Need grows for therapy caps resolution
My how things change. Just a month ago a healthcare reform bill seemed en route to passage. Now its very existence is in question and, by extension, some key long-term care services are too.
I have been reminded of the precarious state of reform as the therapy caps issue has resurfaced. The Medicare Part B caps, imposing a $1,860 limit on physical and speech therapy, and a $1,860 ceiling on occupational alone, took effect at the beginning of the year. Thousands of nursing home residents are at risk of bumping up against the caps.

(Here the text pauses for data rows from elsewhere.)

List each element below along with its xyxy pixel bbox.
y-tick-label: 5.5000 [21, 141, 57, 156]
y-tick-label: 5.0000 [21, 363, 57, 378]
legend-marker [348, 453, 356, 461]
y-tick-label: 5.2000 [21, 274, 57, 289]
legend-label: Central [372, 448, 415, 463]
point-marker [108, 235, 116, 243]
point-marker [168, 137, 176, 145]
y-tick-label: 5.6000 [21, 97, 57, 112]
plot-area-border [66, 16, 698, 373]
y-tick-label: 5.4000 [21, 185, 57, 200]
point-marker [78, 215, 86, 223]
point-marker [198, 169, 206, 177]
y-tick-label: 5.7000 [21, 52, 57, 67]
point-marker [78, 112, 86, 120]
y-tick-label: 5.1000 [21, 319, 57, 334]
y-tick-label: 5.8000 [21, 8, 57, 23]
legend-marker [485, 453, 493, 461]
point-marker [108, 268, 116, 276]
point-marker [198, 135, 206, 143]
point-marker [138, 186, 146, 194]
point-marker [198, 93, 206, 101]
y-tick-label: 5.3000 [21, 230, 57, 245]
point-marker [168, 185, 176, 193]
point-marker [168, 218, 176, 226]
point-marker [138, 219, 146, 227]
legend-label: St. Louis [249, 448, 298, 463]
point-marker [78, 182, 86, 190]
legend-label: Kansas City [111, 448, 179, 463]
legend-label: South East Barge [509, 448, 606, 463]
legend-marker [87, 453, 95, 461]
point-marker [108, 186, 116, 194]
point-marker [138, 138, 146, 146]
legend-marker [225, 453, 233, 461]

This, of course, would not be the case if a bill passed. The healthcare reform bills contained provisions extending an exceptions process that exempted most skilled nursing residents from the limits.
Three senators stressed the need to delay the implementation of the caps in a letter this week to Department of Health and Human Services Secretary Kathleen Sebelius.
Sens. Blanche Lincoln (D-AR), Charles Grassley (R-IA) and John Ensign (R-NV) told the secretary they are concerned that enactment of the caps “is causing undue hardship on Medicare beneficiaries, particularly for those who are recovering from a stroke or a debilitating injury such as a hip or joint fracture.”
A “national provider” reported that more than 1,000 of its patients had hit the cap as of Feb. 1, and several more thousand could reach it by Feb. 28, according to the senators.
Of course, if nursing home residents exceed the caps, they could be forced to go to hospital outpatient settings, which are not subject to the cap. If that is not possible, nursing homes may have to pick up the tab. And the worst-case scenario: Residents would go without therapy.
This is troubling. It's also a reminder of the adage, don't count your chickens before they're hatched (or rehabbed, as the case may be).
That old saying certainly rings true in Washington today.